Unexpected cardiac arrest remains a major problem worldwide; in Europe 375,000 people have sudden cardiac arrest yearly. It accounts for nearly 15% of all deaths in industrial countries.
The incidence of cardiac events increases with age and is more common in men. Nearly 90% of cases are related to ischemia when blood flow to the heart is impaired.
Other less frequent cardiac causes are cardiac rhythm disturbances, and congestive heart failure. Moreover, there are non-cardiac causes of cardiac arrest such as traumatism, major bleeding, intoxication, drowning…
Risk factors are similar of those related to coronary artery disease including smoking, obesity, sedentary lifestyle, diabetes and family history.
Witnessed cardiac arrest and the duration of the ‘no flow period’ (duration without any cerebral perfusion), the presence of a shockable rhythm (ventricular fibrillation) as initial arrhythmia and bystander cardiopulmonary resuscitation are major predictors of immediate survival described in the literature.
Reducing the no flow period is crucial and has a direct impact on survival; it can double or triple the survival rate.
Reducing the no flow period is crucial and has a direct impact on survival; it can double or triple the survival rate. Unfortunately in most countries only 20% of patients benefit from bystander cardiopulmonary resuscitation (CPR).
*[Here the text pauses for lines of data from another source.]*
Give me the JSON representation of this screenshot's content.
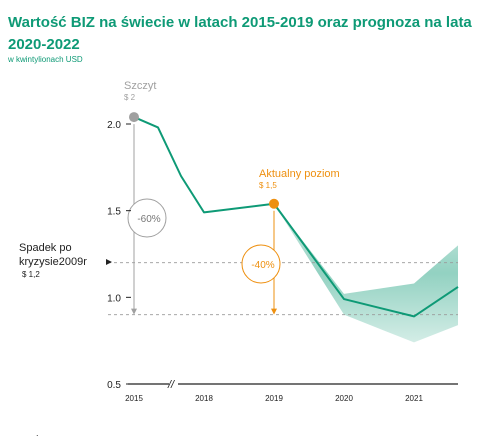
{
  "title": "Wartość BIZ na świecie w latach 2015-2019 oraz prognoza na lata 2020-2022",
  "subtitle": "w kwintylionach USD",
  "colors": {
    "line": "#0e9a76",
    "accent": "#ee9010",
    "grey": "#a0a0a0",
    "text": "#222222"
  },
  "annotations": {
    "peak": {
      "label": "Szczyt",
      "value": "$ 2"
    },
    "current": {
      "label": "Aktualny poziom",
      "value": "$ 1,5"
    },
    "crisis": {
      "label_line1": "Spadek po",
      "label_line2": "kryzysie2009r",
      "value": "$ 1,2"
    },
    "drop_peak": "-60%",
    "drop_current": "-40%",
    "axis_break": "//"
  },
  "footnote": ".",
  "chart_data": {
    "type": "line",
    "title": "Wartość BIZ na świecie w latach 2015-2019 oraz prognoza na lata 2020-2022",
    "ylabel": "w kwintylionach USD",
    "x_tick_labels": [
      "2015",
      "2018",
      "2019",
      "2020",
      "2021"
    ],
    "y_ticks": [
      0.5,
      1.0,
      1.5,
      2.0
    ],
    "y_tick_labels": [
      "0.5",
      "1.0",
      "1.5",
      "2.0"
    ],
    "ylim": [
      0.5,
      2.0
    ],
    "grid": false,
    "x_axis_break_between": [
      "2015",
      "2018"
    ],
    "series": [
      {
        "points": [
          {
            "x": "2015",
            "y": 2.04
          },
          {
            "x": "2016",
            "y": 1.98
          },
          {
            "x": "2017",
            "y": 1.7
          },
          {
            "x": "2018",
            "y": 1.49
          },
          {
            "x": "2019",
            "y": 1.54
          },
          {
            "x": "2020",
            "y": 0.99
          },
          {
            "x": "2021",
            "y": 0.89
          },
          {
            "x": "2022",
            "y": 1.06
          }
        ]
      }
    ],
    "forecast_band": {
      "x": [
        "2019",
        "2020",
        "2021",
        "2022"
      ],
      "upper": [
        1.54,
        1.02,
        1.08,
        1.3
      ],
      "lower": [
        1.54,
        0.9,
        0.74,
        0.84
      ]
    },
    "reference_lines": [
      {
        "y": 1.2,
        "style": "dashed"
      },
      {
        "y": 0.9,
        "style": "dashed"
      }
    ],
    "markers": [
      {
        "x": "2015",
        "y": 2.04,
        "color": "grey"
      },
      {
        "x": "2019",
        "y": 1.54,
        "color": "accent"
      }
    ]
  }
}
In a recent Scandinavian trial (The TTM study), they observed the efficacy of the national policy to learn CPR to the population and described a 73% of bystander CPR. This high percentage of resuscitation by witnesses was associated to 50% of survival, one of the highest described for out of hospital cardiac arrest.
Developments in the field
The chain of survival was recently prolonged with the adjunction of post cardiac arrest care especially the temperature management and percutaneous coronary intervention to restore coronary circulation.
The benefit of a strict management of temperature was well demonstrated in terms of neurological outcome but the best temperature target is always a matter of debate in the medical community.
Another recent development is the use of extracorporeal support during CPR. This specific intervention resulting in a short-term replacement of the heart to perfuse the organs, especially the brain, was actually reserved to hospitals with a high level of expertise, but remains an interesting development.
One of the main challenges in the future is probably the improvement of the early management of the cardiac arrest patient. Increasing the bystander CPR rate is the crucial first step of the management.
The result of all the advanced support from the advanced life support to the extracorporeal support depends on this very short period which changes ‘no flow’ to ‘low flow’ and changes fundamentally the neurologic prognosis of the patient.